Similarly, New York law considers IIED "a theory of recovery that is to be invoked only as a last resort, " McIntyre v. Manhattan Ford, Lincoln-Mercury, Inc. , 682 N.Y.S.2d 167, 169 (1st Dep't 1998), and requires dismissal of an IIED claim based on conduct that "falls within the ambit of other traditional tort liability." Herlihy v. Metro. Museum of Art , 633 N.Y.S.2d 106, 114 (1st Dep't 1995) (citing Fischer v. Maloney , 373 N.E.2d 1215, 1217 (N.Y. 1978)); see also Rodgers v.
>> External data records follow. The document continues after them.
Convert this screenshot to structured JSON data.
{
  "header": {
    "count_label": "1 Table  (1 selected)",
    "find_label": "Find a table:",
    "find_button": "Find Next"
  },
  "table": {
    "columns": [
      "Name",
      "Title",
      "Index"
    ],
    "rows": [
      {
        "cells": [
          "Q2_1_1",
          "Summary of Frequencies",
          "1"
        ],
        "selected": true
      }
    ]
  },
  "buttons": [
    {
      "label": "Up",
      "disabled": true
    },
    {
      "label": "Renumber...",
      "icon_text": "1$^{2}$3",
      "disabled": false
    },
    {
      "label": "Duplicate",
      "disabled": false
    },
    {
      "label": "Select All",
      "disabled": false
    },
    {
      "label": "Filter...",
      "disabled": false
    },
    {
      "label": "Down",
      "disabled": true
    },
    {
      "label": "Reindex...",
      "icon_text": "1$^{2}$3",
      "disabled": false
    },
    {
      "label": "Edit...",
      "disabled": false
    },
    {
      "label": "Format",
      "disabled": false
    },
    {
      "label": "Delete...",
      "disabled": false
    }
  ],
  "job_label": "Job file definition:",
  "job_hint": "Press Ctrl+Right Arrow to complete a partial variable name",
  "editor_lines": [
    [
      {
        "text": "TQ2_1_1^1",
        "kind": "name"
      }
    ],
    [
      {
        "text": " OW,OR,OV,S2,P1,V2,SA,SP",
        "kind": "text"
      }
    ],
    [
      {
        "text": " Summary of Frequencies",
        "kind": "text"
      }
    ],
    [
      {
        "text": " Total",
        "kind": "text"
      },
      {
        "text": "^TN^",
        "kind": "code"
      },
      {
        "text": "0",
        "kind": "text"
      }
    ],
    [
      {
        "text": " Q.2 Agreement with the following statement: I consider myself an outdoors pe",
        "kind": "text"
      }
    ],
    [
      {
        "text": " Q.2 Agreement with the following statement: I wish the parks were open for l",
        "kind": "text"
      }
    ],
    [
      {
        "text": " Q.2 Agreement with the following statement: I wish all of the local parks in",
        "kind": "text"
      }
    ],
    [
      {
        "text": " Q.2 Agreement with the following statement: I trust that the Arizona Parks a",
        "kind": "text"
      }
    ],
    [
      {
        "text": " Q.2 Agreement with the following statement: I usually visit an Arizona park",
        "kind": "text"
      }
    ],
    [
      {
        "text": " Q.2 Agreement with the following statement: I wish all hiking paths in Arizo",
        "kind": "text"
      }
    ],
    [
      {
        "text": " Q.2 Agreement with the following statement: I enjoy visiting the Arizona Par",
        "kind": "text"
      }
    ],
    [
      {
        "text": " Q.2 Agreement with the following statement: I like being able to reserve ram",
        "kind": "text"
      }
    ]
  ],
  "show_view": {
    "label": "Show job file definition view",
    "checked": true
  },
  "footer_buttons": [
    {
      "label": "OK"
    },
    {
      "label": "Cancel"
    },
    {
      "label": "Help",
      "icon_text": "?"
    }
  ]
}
City of N.Y. , 966 N.Y.S.2d 466, 469 (2d Dep't 2013) (dismissing an IIED claim as duplicative of the plaintiff's false arrest, false imprisonment, and malicious prosecution claims). The conduct underlying Lopez's IIED claim is entirely embraced by the traditional tort claims of false arrest, false imprisonment, malicious prosecution, and battery. Consequently, the claim must be dismissed.


For the foregoing reasons, the defendants' motion to dismiss (Dkt. No. 8) is GRANTED. The Clerk shall enter judgment for the defendants.